Recent research has also found evidence of a dysfunction in melatonin signaling pathway in patients with AIS. Moreau et al
investigated the ability of melatonin to block cAMP accumulation in osteoblast samples collected from patients with AIS, and found this ability to be significantly depressed when compared with controls.24
Later work by the same group showed evidence of a molecular interaction between hMel-1B and protein kinase C delta, and an improvement in the ability to suppress cAMP by melatonin in AIS osteoblasts when supplemented with estrogen.25, 26
Hardeland et al
recently provided an excellent review of melatonin, its receptors, and its signaling pathways.27
In particular, the review provided a comprehensive discussion of the highly pleiotropic effects of melatonin that depend on the distribution and density of its receptors, G protein directed signaling through membranous receptors, and tissue-dependent melatonin metabolites. The intimate regulation of melatonin-related transcription factors and protein kinases by G-alpha variants, beta-gamma dimers, beta-arrestin, or ion channels provides an expanding area that demands further research in relation to AIS.

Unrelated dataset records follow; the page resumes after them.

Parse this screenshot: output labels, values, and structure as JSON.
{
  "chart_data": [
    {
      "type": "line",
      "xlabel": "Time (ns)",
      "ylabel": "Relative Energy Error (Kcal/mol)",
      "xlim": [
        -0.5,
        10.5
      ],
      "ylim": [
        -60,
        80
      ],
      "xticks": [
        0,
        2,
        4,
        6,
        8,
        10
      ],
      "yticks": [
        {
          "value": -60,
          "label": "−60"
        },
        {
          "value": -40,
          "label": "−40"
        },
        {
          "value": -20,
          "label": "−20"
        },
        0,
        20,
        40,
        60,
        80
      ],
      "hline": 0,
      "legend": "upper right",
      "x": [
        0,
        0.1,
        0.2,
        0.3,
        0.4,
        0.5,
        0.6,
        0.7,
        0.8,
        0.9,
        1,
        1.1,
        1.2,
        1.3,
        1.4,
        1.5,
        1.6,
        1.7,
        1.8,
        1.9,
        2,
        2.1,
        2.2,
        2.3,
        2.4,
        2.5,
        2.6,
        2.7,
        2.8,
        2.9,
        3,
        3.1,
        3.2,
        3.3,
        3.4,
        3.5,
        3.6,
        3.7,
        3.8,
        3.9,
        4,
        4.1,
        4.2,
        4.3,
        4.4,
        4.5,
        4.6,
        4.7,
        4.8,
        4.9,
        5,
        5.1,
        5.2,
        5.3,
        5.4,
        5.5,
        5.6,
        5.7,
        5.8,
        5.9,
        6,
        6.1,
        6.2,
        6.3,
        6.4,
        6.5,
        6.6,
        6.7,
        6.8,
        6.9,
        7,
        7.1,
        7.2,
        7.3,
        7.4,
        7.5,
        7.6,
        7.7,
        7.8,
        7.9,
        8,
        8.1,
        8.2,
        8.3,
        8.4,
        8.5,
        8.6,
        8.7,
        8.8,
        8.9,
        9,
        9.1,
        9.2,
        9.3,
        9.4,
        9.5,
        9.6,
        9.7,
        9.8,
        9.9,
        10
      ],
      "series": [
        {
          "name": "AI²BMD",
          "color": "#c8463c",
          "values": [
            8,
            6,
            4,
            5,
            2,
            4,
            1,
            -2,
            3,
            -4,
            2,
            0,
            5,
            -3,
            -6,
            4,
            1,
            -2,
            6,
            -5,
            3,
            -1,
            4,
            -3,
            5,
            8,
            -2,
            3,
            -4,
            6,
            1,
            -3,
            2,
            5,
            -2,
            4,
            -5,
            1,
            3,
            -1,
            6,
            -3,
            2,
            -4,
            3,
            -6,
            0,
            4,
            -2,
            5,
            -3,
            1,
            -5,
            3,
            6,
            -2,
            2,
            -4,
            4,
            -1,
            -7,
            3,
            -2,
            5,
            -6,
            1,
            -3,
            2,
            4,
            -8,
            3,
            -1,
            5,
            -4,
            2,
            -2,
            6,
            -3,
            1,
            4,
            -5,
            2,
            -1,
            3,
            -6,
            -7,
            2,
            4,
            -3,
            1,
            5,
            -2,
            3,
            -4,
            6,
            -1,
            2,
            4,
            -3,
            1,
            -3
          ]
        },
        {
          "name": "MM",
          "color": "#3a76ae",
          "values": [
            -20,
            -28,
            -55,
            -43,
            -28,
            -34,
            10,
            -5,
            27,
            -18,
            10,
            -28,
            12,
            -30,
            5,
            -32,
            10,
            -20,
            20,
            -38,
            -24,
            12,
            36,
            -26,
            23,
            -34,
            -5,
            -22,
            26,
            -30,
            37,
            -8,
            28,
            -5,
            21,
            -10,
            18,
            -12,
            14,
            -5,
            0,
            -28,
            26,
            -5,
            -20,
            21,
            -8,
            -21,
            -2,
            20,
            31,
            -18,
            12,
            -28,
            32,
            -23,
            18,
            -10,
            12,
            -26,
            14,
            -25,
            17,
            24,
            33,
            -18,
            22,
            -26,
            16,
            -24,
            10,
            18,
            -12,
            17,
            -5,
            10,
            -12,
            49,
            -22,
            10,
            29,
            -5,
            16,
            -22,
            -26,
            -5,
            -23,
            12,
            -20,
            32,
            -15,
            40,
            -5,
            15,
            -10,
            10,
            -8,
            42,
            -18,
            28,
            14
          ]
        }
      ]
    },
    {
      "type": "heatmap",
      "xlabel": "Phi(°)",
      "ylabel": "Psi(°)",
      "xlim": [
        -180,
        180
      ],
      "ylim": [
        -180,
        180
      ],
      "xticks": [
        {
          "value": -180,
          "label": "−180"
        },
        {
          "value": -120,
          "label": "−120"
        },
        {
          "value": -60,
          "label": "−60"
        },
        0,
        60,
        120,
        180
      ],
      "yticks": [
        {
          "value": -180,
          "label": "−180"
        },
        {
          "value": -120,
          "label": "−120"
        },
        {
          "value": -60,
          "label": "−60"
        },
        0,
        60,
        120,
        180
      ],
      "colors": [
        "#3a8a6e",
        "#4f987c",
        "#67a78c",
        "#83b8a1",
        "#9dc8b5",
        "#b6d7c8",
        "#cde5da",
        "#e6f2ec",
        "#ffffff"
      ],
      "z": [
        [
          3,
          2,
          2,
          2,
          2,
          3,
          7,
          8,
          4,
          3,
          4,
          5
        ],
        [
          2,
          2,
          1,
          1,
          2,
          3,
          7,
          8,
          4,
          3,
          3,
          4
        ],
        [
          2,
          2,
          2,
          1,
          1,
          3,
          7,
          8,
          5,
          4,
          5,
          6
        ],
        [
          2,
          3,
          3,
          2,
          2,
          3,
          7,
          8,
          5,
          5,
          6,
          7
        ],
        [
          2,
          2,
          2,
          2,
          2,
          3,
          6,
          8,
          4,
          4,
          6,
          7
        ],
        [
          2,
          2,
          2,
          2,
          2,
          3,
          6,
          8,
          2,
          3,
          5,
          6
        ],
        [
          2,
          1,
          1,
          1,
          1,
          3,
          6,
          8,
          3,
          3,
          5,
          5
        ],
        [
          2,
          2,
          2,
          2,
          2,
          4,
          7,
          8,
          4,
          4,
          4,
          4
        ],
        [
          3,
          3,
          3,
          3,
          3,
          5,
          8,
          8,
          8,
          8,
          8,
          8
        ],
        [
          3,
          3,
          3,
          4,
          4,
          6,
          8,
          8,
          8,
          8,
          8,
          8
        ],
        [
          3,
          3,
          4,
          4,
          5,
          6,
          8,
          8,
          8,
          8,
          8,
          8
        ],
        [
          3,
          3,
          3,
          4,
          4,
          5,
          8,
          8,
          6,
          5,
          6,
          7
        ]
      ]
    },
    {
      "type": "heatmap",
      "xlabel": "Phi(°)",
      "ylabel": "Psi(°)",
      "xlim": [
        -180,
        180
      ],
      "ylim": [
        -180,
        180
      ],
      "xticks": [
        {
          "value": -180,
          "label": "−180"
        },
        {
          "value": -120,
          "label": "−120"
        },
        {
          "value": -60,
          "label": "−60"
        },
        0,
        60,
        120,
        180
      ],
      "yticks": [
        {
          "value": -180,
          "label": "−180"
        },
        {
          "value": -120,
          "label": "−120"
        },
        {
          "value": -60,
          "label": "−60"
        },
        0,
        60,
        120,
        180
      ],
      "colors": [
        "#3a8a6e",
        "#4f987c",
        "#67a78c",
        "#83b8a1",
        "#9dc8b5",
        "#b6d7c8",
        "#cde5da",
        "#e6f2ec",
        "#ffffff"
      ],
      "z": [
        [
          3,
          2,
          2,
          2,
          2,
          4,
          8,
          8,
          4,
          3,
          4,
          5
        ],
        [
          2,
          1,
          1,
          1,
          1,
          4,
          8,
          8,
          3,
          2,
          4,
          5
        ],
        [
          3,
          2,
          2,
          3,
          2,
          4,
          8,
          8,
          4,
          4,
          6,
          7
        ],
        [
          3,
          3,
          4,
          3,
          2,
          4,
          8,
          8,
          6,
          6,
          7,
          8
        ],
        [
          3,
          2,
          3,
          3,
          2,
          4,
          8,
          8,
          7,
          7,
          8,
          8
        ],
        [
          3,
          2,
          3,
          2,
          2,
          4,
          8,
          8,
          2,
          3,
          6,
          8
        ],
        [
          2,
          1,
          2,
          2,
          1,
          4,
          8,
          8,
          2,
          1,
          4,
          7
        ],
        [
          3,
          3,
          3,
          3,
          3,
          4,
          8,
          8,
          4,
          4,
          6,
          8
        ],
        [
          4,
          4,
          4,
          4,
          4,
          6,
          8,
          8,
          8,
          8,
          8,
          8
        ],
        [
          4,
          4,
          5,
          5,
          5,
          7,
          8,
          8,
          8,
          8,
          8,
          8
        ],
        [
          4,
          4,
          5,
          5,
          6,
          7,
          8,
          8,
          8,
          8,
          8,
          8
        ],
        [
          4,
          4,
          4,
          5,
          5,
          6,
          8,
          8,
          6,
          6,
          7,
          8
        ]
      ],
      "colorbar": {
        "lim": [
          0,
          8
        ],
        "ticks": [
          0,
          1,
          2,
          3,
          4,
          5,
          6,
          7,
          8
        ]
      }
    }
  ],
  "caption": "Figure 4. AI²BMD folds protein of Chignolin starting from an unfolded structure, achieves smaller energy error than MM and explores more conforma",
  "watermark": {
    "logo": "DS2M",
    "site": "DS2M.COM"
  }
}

GPR50 is an X-linked, orphan G protein-coupled receptor that has been associated with melatonin-receptor regulation. Levoye et al
found GPR50 heterodimerizes constitutively and specifically with hMel-1A and hMel-1B melatonin receptors, and abolished the high-affinity binding function of the hMel-1A melatonin receptor.12
RORα is a nuclear hormone receptor that can bind to the hormone response elements of several genes as a possible enhancer, though the specific functions of this protein are not known. Wiesenberg et al
proposed that RORα acts as a transcription factor that mediates nuclear melatonin signaling.11
In this study, we found two polymorphisms in the GPR50 receptor of scoliotic patients, but they were not present at a highly significant frequency when compared to the controls. The second exon of GPR50, in which the two cSNPs are found, encodes a transmembrane domain, which we would expect to be malfunctional in AIS patients. We initially hypothesized that the two polymorphisms in GPR50 could additively cause a severe conformational change in the protein structure of GPR50, thereby preventing GPR50 from properly binding to hMel-1A and hMel-1B and preventing GPR50 from abolishing the binding function of hMel-1A; however, this hypothesis was not supported by our data.

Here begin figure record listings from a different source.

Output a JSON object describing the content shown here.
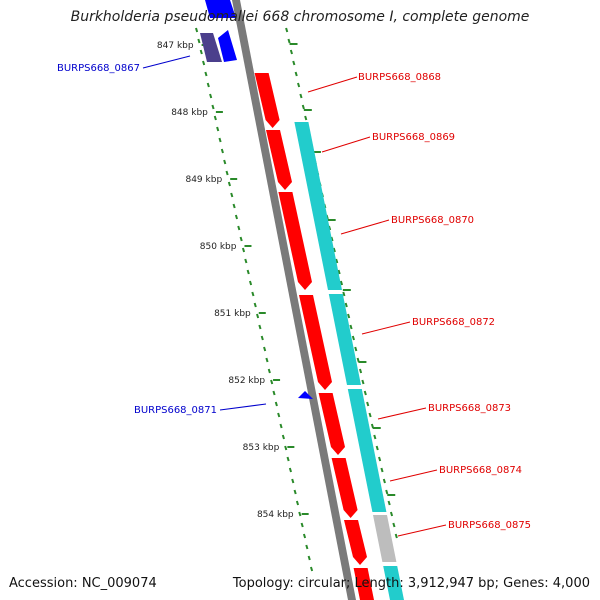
{
  "title": "Burkholderia pseudomallei 668 chromosome I, complete genome",
  "footer": {
    "accession": "Accession: NC_009074",
    "topology": "Topology: circular; Length: 3,912,947 bp; Genes: 4,000"
  },
  "colors": {
    "forward_gene": "#ff0000",
    "reverse_gene": "#0000ff",
    "reverse_gene_dark": "#4b3f8c",
    "cds": "#22cccc",
    "other": "#bdbdbd",
    "backbone": "#7a7a7a",
    "tick": "#2a8a2a"
  },
  "ticks": [
    {
      "label": "847 kbp",
      "kbp": 847
    },
    {
      "label": "848 kbp",
      "kbp": 848
    },
    {
      "label": "849 kbp",
      "kbp": 849
    },
    {
      "label": "850 kbp",
      "kbp": 850
    },
    {
      "label": "851 kbp",
      "kbp": 851
    },
    {
      "label": "852 kbp",
      "kbp": 852
    },
    {
      "label": "853 kbp",
      "kbp": 853
    },
    {
      "label": "854 kbp",
      "kbp": 854
    }
  ],
  "labels": [
    {
      "text": "BURPS668_0867",
      "strand": "reverse"
    },
    {
      "text": "BURPS668_0868",
      "strand": "forward"
    },
    {
      "text": "BURPS668_0869",
      "strand": "forward"
    },
    {
      "text": "BURPS668_0870",
      "strand": "forward"
    },
    {
      "text": "BURPS668_0871",
      "strand": "reverse"
    },
    {
      "text": "BURPS668_0872",
      "strand": "forward"
    },
    {
      "text": "BURPS668_0873",
      "strand": "forward"
    },
    {
      "text": "BURPS668_0874",
      "strand": "forward"
    },
    {
      "text": "BURPS668_0875",
      "strand": "forward"
    }
  ]
}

Several limitations of our study design should be addressed. First, we did not screen the non-coding (intronic) regions of GPR50, hMel-1B, and ROR-Alpha, and it is possible there may be a transcription binding site or enhancer region in the intronic sequence that could contain mutations. However, in genetic screens it is generally accepted not to evaluate the intronic regions given the excessive amount of DNA sequence information and the fact that the specific location of regulatory binding sites within the intronic regions are often unknown, as was the case in our genes. Second, we used relatively small patient and control populations in our initial screen, but our total population included over 400 patients and controls. Based on the initial sample size, it is possible that we missed rare mutations that cause a small proportion of scoliosis cases.

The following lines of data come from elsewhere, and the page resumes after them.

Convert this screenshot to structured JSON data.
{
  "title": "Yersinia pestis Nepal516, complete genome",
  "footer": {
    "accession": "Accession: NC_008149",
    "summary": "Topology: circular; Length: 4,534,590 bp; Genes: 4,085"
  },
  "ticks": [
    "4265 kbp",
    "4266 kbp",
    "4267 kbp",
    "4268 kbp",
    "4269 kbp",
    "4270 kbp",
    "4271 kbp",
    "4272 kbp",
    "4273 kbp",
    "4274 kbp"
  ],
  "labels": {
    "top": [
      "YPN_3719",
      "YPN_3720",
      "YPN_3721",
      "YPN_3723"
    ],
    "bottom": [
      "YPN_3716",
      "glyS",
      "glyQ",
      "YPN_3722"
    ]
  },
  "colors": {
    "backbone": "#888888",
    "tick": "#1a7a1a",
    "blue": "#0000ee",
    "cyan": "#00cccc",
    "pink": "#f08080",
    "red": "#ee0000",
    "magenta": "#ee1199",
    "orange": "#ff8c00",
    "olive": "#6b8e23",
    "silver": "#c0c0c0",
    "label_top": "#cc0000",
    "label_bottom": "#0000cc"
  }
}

Overall, our results combined with the hMel-1A results of Morcuende et al
demonstrate that no mutations in any known melatonin-related receptor are associated with the phenotype of AIS.21
No significant differences were found in the GPR50, RORα, or hMel-1B coding, splice site, or promoter regions. The strong evidence of a melatonin-related cause for the development of idiopathic scoliosis still encourages research into undiscovered melatonin-related receptors, and hormones such as the melatonin-precursor serotonin, and the catalytic enzymes for the serotonin-melatonin pathway, HIOMT and NAT. The melatonin hypothesis remains a controversial, but promising field of research, and this study marks a significant finding in the understanding of the relationship between melatonin, melatonin receptors, and the development of adolescent idiopathic scoliosis.